This promises to transform imaging applications across medicine, security, autonomous driving, and aerospace, setting a new standard for ultra-high-resolution sensors.
KAIST, in collaboration with researchers from Inha University and Yale University, has introduced an ultra-thin broadband photodiode (PD), a major advancement in high-performance image sensor technology. Led by Professor SangHyeon Kim from KAIST’s School of Electrical Engineering, the research addresses the longstanding trade-off between absorption layer thickness and quantum efficiency in traditional photodiodes.
The newly developed photodiode achieves an impressive quantum efficiency exceeding 70%, despite its absorption layer being less than one micrometer thick—around 70% thinner than existing technologies. This achievement simplifies pixel processing and paves the way for higher resolution, enhanced carrier diffusion, and reduced production costs. However, ultra-thin absorption layers traditionally struggle with capturing long-wavelength light. The research team effectively tackled this limitation.

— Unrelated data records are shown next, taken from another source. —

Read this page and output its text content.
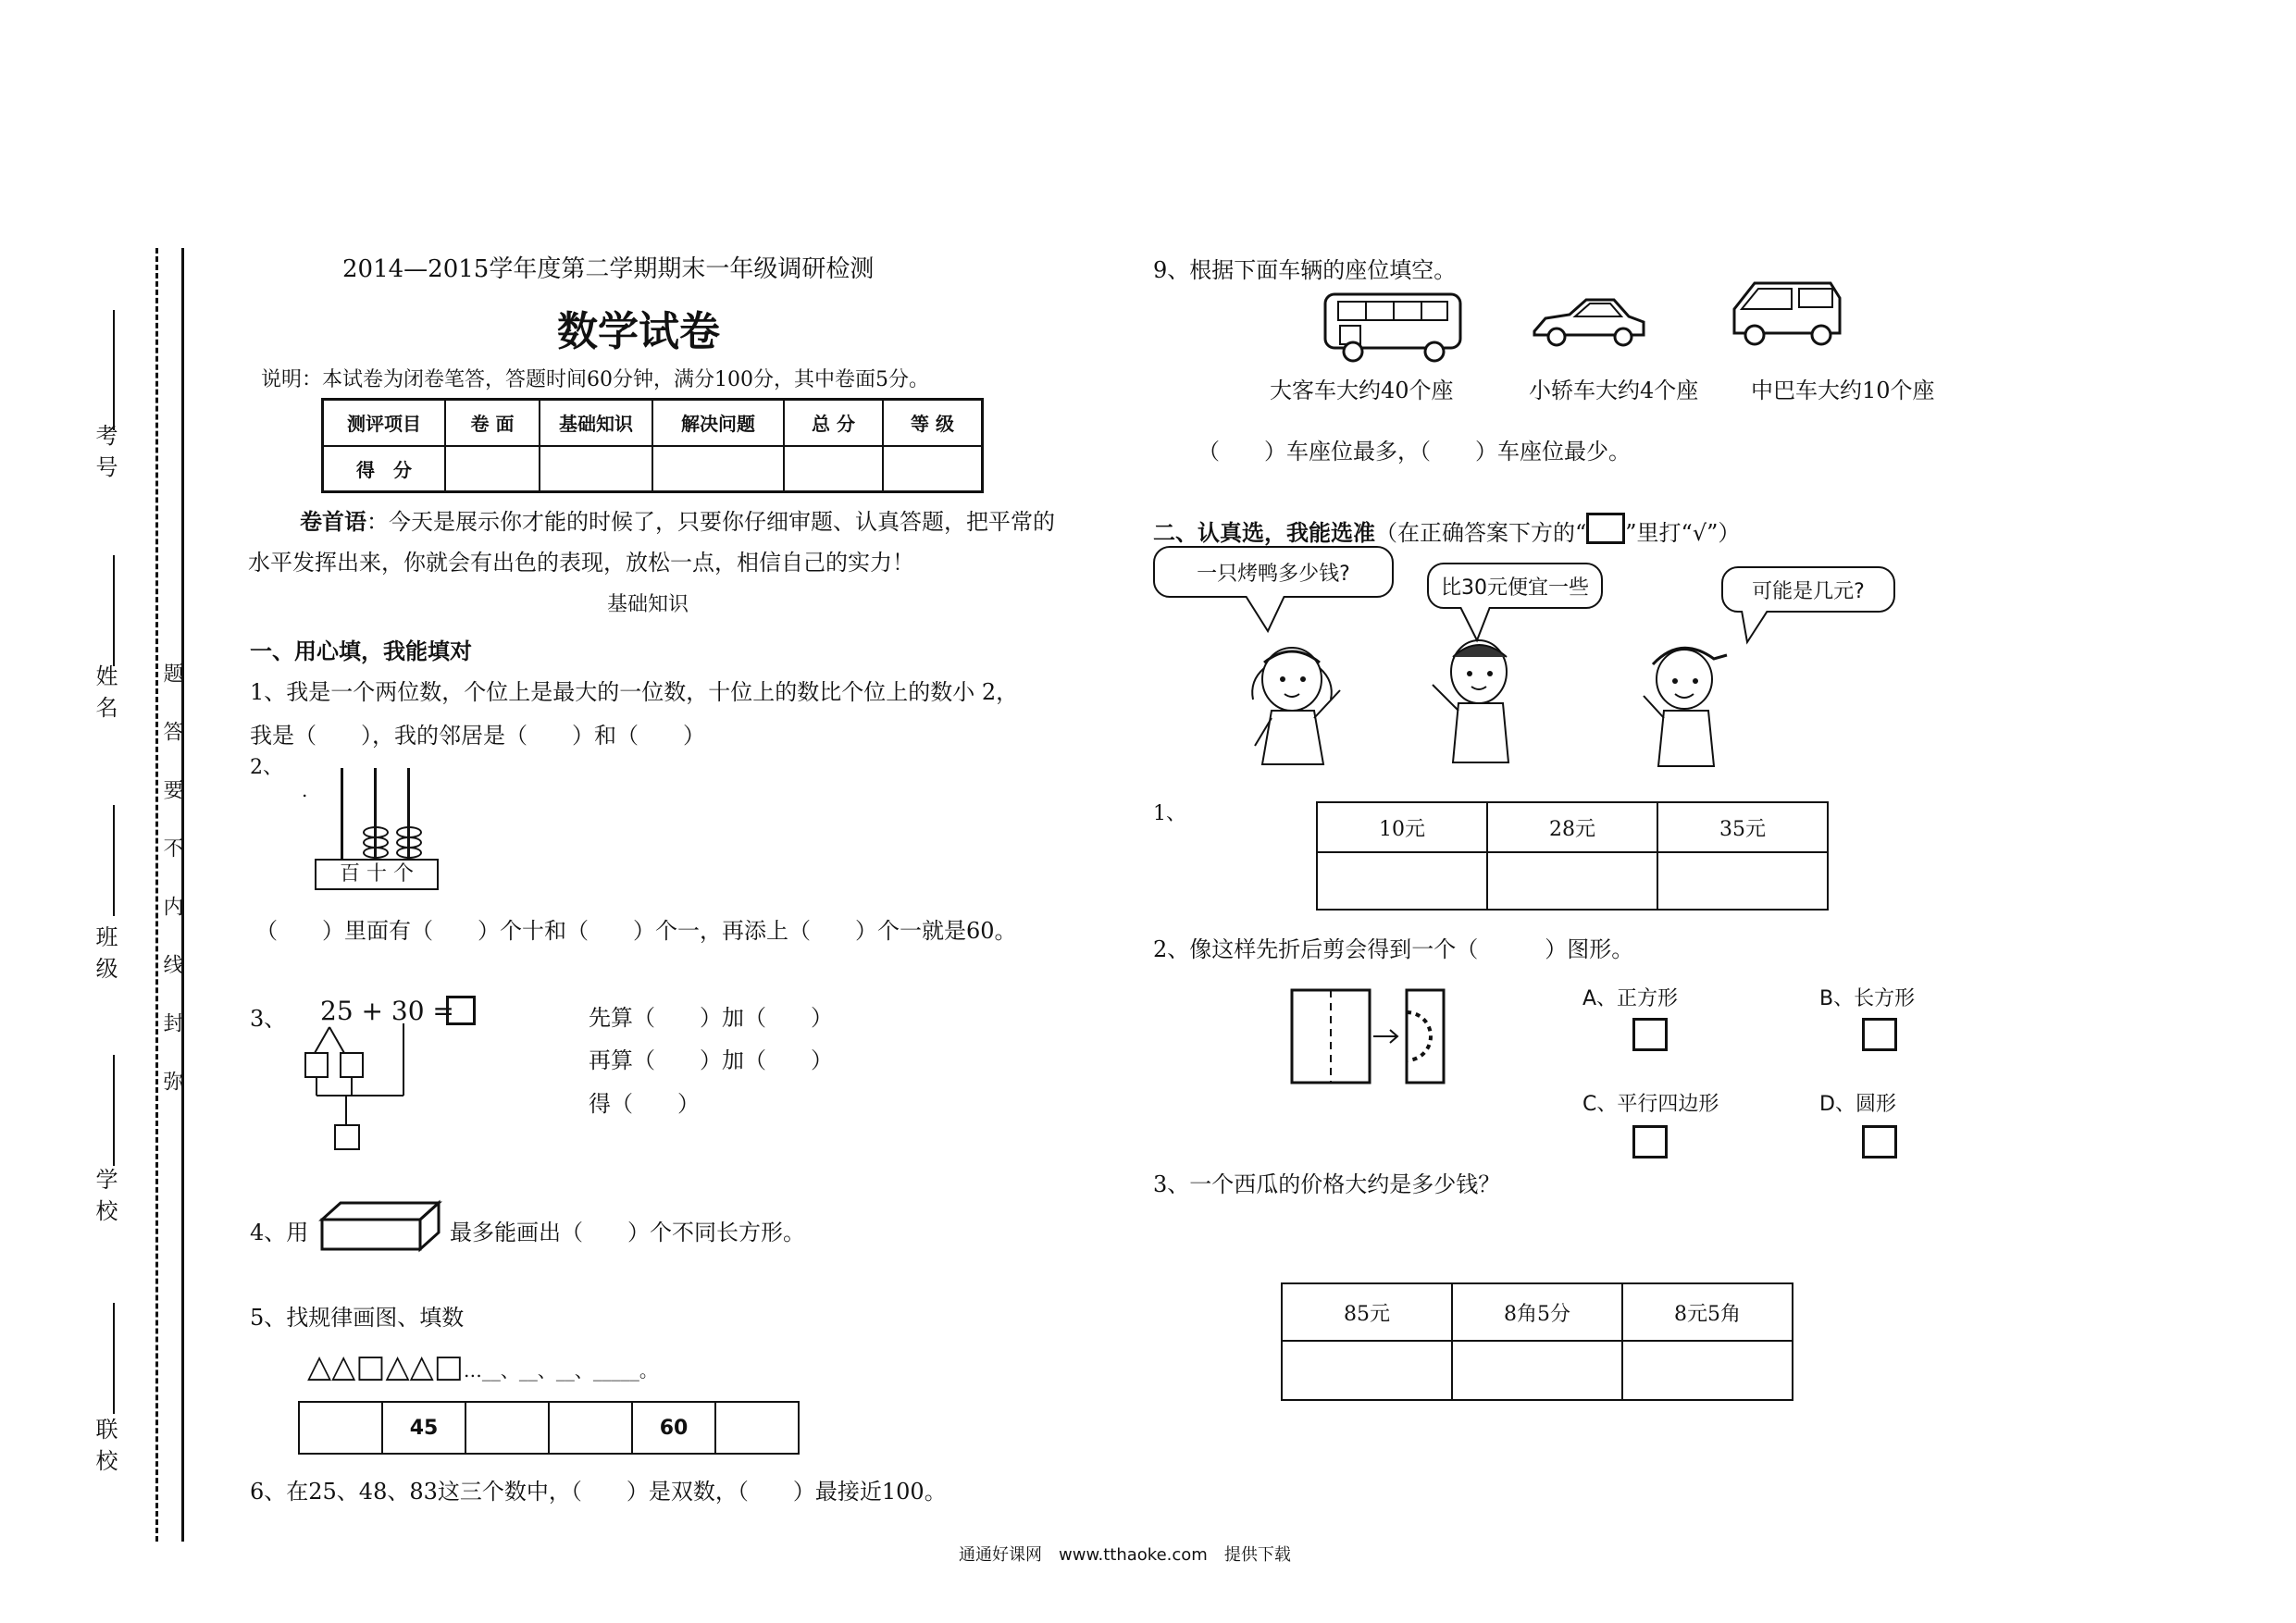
考号
姓名
班级
学校
联校
题答要不内线封弥
2014—2015学年度第二学期期末一年级调研检测
数学试卷
说明：本试卷为闭卷笔答，答题时间60分钟，满分100分，其中卷面5分。
测评项目	卷 面	基础知识	解决问题	总 分	等 级
得　分					
卷首语：今天是展示你才能的时候了，只要你仔细审题、认真答题，把平常的水平发挥出来，你就会有出色的表现，放松一点，相信自己的实力！
基础知识
一、用心填，我能填对
1、我是一个两位数，个位上是最大的一位数，十位上的数比个位上的数小 2，
我是（　　），我的邻居是（　　）和（　　）
2、
.
百 十 个
（　　）里面有（　　）个十和（　　）个一，再添上（　　）个一就是60。
3、 25 + 30 =	先算（　　）加（　　）
再算（　　）加（　　）
得（　　）
4、用	最多能画出（　　）个不同长方形。
5、找规律画图、填数
△△□△△□…__、__、__、_____。
	45			60	
6、在25、48、83这三个数中，（　　）是双数，（　　）最接近100。
9、根据下面车辆的座位填空。
大客车大约40个座	小轿车大约4个座 中巴车大约10个座
（　　）车座位最多，（　　）车座位最少。
二、认真选，我能选准（在正确答案下方的“ ”里打“√”）
一只烤鸭多少钱?
比30元便宜一些	可能是几元?
1、
10元	28元	35元

2、像这样先折后剪会得到一个（　　　）图形。
A、正方形	B、长方形
C、平行四边形	D、圆形
3、一个西瓜的价格大约是多少钱？
85元	8角5分	8元5角

通通好课网　www.tthaoke.com　提供下载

Central to their innovation is integrating a guided-mode resonance (GMR) structure. This design enables efficient absorption across a broad spectrum, from 400 nanometers (nm) to 1700 nm, encompassing visible and shortwave infrared (SWIR) light. This broad-spectrum capability is crucial for applications in medical imaging, security systems, and autonomous driving.
The GMR structure utilizes principles from electromagnetics to enhance absorption efficiency by creating resonant conditions for specific wavelengths. Beyond expanding the absorption spectrum, the design supports hybrid and monolithic 3D integration with CMOS-based readout integrated circuits (ROIC), laying the foundation for next-generation ultra-high-resolution image sensors.
The photodiode’s exceptional performance in the SWIR range positions it as a game-changer for applications in digital cameras, aerospace technologies, autonomous vehicles, and satellite observations. The thinner absorption layer not only reduces manufacturing costs and power consumption but also boosts international competitiveness in imaging technology.
Professor SangHyeon Kim emphasized that this research demonstrates how ultra-thin absorption layers can surpass the performance of conventional technologies, marking a significant leap in image sensor innovation.